L’altro riferimento dalla Parola del giorno è quello ai comandamenti che tante volte si rischiano di vedere solo in negativo, come privazione o proibizione: «Se le energie che sprechiamo per non fare il male le usassimo per fare il bene, quanto saremmo diversi, quanto cambierebbe la nostra vita – ha affermato monsignor Marcìa. Quand’è che noi riusciamo ad evitare il peccato? Quando riusciamo a dire, “no, Dio mi vuole troppo bene, questo non posso farlo, e non perché mi è proibito ma perché non me la sento dentro, mi vuole troppo bene, mi ama, non posso farlo”, capite che c’è una differenza?
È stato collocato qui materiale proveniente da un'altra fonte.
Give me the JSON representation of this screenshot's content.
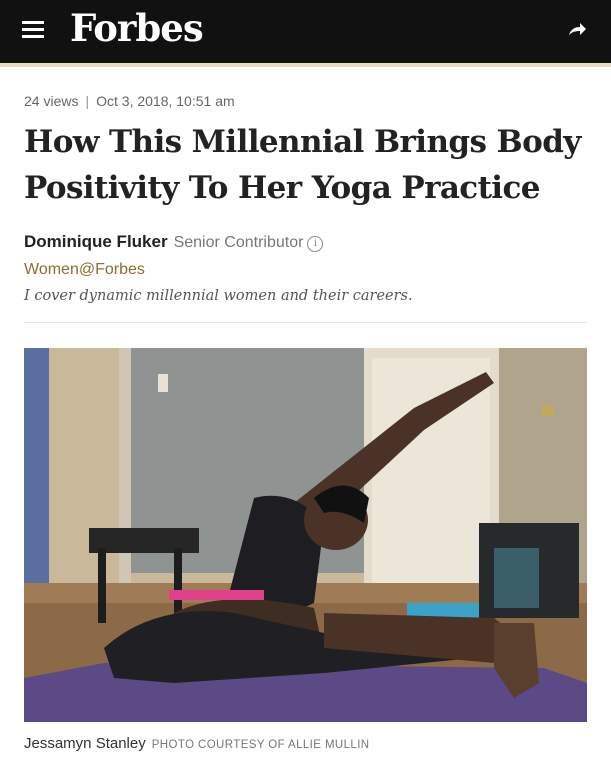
{
  "header": {
    "brand": "Forbes",
    "menu_icon": "hamburger-menu-icon",
    "share_icon": "share-arrow-icon",
    "background": "#111111"
  },
  "article": {
    "views": "24 views",
    "separator": "|",
    "date": "Oct 3, 2018, 10:51 am",
    "headline": "How This Millennial Brings Body Positivity To Her Yoga Practice",
    "author": {
      "name": "Dominique Fluker",
      "role": "Senior Contributor",
      "info_icon": "i",
      "channel": "Women@Forbes",
      "bio": "I cover dynamic millennial women and their careers."
    },
    "image": {
      "caption": "Jessamyn Stanley",
      "credit": "PHOTO COURTESY OF ALLIE MULLIN"
    }
  }
}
Non amo Dio perché osservo i comandamenti, casomai osservo i comandamenti perché amo Dio. Abbiamo rovesciato le carte, ecco amare il Signore, amare Dio».
A questo Dio, a questo Gesù «per favore – ripete il Vescovo – vogliategli bene. Cristo è in mezzo a voi, per favore vogliategli bene. Per volergli bene e per metterlo al primo posto guardate che il tempo ce l’abbiamo, se non abbiamo tempo per lui significa che per me lui non vale nulla».
Nella seconda lettura Pietro invita ad essere sempre “pronti a rispondere a chiunque domandi ragione della vostra speranza”, non dice fede, dice speranza, come quella di chi attende l’incontro con il Signore «ma non alla fine della vita, no, oggi, quotidianamente, è così bella la vita di attendere il Cristo che è presente in mezzo a noi, date ragione di questa speranza».
Lo stile è quello dei giudei che si complimentano con i samaritani – che erano loro nemici – per come vivono il cristianesimo: «Provate a vivere talmente bene il cristianesimo da diventare un esempio, capaci di dare speranza. Ecco allora il dono dello Spirito » che, come segno profetico, il Vescovo lascia anche visivamente e concretamente con la celebrazione delle cresime. (fra. co.)